Some poker players get treated like rock stars when they walk into a tournament room. With Moneymaker, the reaction is more like seeing an old friend or a long-lost cousin. The journey to his table was leisurely and full of stops to say hello to his fellow players. He’s been to Run It Up Reno several times before, so many of these people had either played poker against him or met him at an earlier event. But even the players who didn’t already know him received warm greetings.
Those he knew better got a few needles. Poker pro Ronnie Bardah was recently the first person voted off of the new season of Survivor, and Moneymaker let him know that he knew.
Moneymaker explained to his tablemates that there’s a tradition on his tour. In a Tennessee spin on Barry Greenstein’s habit of giving a copy of his book Ace On The River to anyone who busts him from a tournament, anyone who knocks Chris Moneymaker out of a Moneymaker Tour event gets put in a headlock. His tablemate Stewart, who deals here at Run It Up Reno when he isn’t trying to win a Platinum Pass, was all about it.
While the game went on, Moneymaker’s cheap Wal-Mart shirt didn’t want to hang onto his Team PokerStars Pro patch. Luckily, being surrounded by friends means someone always has your back.
Soon enough another Survivor alum joined the table. Fresh off her second consecutive victory in the Karaoke Night contest, Shirin Oskooi was ready to play.
His second bullet went a lot further than his first, but Moneymaker wasn’t destined to win another one of his namesake tournaments this time. And so the headlock made an appearance.
With no more poker to play for a while and his halfway-round-the-world journey still weighing on him, the champ decided to grab a bite and get some more rest. On the way out of the room he stopped to give Arlie Shaban a hard time, knocking over his chip stack just for fun. Shaban stacked back up, Moneymaker headed to his room, and the tournament continued playing down to a winner.

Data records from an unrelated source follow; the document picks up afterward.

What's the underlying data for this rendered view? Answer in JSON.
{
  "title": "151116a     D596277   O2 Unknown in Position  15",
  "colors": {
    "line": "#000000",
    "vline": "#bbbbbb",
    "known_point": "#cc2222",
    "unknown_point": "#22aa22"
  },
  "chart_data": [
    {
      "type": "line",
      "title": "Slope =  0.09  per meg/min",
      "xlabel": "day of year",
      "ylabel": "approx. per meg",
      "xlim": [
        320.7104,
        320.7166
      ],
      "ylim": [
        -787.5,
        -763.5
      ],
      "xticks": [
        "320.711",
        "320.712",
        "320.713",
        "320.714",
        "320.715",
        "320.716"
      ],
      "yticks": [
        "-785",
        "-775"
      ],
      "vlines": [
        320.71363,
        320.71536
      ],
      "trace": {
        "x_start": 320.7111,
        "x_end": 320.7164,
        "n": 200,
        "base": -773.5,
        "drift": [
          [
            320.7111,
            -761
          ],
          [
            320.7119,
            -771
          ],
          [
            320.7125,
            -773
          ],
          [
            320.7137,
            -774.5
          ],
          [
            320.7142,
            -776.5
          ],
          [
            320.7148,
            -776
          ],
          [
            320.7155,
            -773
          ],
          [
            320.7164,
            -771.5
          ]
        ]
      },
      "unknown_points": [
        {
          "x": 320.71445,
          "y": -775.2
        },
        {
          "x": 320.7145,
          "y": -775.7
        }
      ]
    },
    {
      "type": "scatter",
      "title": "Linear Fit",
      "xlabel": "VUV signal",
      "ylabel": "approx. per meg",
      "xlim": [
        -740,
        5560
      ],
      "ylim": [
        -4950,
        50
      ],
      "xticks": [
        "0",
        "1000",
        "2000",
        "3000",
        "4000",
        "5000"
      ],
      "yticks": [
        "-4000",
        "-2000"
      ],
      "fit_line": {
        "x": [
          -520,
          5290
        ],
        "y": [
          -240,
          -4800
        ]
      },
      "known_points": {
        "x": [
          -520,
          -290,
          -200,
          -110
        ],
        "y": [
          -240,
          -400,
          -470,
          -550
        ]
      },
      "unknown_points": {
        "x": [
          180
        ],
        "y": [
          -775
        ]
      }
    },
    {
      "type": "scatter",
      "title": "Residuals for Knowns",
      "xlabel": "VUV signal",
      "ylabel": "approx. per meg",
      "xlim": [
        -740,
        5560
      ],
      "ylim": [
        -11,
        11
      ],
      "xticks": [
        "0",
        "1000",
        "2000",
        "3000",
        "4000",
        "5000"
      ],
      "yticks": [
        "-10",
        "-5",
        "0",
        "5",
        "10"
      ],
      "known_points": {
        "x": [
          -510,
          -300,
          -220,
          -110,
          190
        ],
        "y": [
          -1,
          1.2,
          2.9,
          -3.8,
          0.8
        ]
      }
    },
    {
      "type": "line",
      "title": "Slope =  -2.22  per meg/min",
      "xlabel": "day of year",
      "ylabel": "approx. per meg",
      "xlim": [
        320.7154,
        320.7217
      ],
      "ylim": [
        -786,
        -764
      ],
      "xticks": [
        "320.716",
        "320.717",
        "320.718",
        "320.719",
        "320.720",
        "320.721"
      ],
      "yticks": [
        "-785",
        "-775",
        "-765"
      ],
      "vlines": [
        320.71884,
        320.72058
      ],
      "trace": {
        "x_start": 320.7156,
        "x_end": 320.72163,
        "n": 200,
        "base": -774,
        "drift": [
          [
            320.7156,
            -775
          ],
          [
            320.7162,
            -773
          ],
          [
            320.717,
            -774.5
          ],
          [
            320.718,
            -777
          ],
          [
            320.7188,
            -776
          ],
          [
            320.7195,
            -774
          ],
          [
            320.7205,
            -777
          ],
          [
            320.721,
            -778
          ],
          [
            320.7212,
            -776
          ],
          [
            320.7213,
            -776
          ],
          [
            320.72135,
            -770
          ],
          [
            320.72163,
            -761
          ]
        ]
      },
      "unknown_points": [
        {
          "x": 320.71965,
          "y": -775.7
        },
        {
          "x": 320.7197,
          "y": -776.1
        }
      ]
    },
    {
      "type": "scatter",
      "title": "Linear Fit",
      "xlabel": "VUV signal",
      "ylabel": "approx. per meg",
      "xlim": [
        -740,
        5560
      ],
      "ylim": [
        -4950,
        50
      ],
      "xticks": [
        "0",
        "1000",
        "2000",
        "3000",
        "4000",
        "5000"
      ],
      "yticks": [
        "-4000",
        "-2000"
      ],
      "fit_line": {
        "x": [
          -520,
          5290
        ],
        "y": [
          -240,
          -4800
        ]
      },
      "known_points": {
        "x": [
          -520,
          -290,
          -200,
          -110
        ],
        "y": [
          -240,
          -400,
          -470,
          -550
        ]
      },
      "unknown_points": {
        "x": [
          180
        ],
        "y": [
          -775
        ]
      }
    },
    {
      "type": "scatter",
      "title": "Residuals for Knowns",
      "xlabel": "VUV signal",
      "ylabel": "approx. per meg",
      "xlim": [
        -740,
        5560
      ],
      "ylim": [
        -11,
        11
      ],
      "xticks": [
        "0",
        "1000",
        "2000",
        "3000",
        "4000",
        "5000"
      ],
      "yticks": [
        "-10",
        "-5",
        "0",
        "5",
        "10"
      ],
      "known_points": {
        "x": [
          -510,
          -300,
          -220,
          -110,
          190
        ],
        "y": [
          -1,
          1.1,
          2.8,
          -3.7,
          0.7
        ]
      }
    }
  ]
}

Eight hours later Moneymaker was back in the tournament area to take a winner’s photo with Drew Gonzalez and Team Thirst Lounge. He recorded a video congratulating Gonzalez and awarding him his Platinum Pass, and with that his official duties here in Reno had come to an end.
The unofficial duties never stop, though. The champ wouldn’t leave the tournament area for nearly another hour, staying to chat, snap photos, and share stories with his fellow poker players. Just when it seemed like that part was over and sleep was near, a group of young men approached him.
“You bluffed my dad live on stream here last time!” one of them said. His friend quizzed Moneymaker about the hand in question while he got his dad on the phone. “We’re here with Moneymaker!” he said excitedly. “Hurry up or I might have to hold him against his will!”
Eventually Dad showed up with a Sharpie in hand and the champ gladly signed his hat and shirt for him. Holding Moneymaker against his will would have been pretty difficult because he would have had to be unwilling to be there in the first place.
He’s a man who understands his place in the poker world. When players in casinos on his tour look at him, they see themselves. He’s the everyman who took a shot, wrote his name in poker history, and embraced the game’s every facet — and everyone loves him for it.
“Hey Chris, thanks,” said the young man who’d called his dad back up to the tournament room at nearly midnight. “It was nice to meet you. You’re the greatest ambassador.”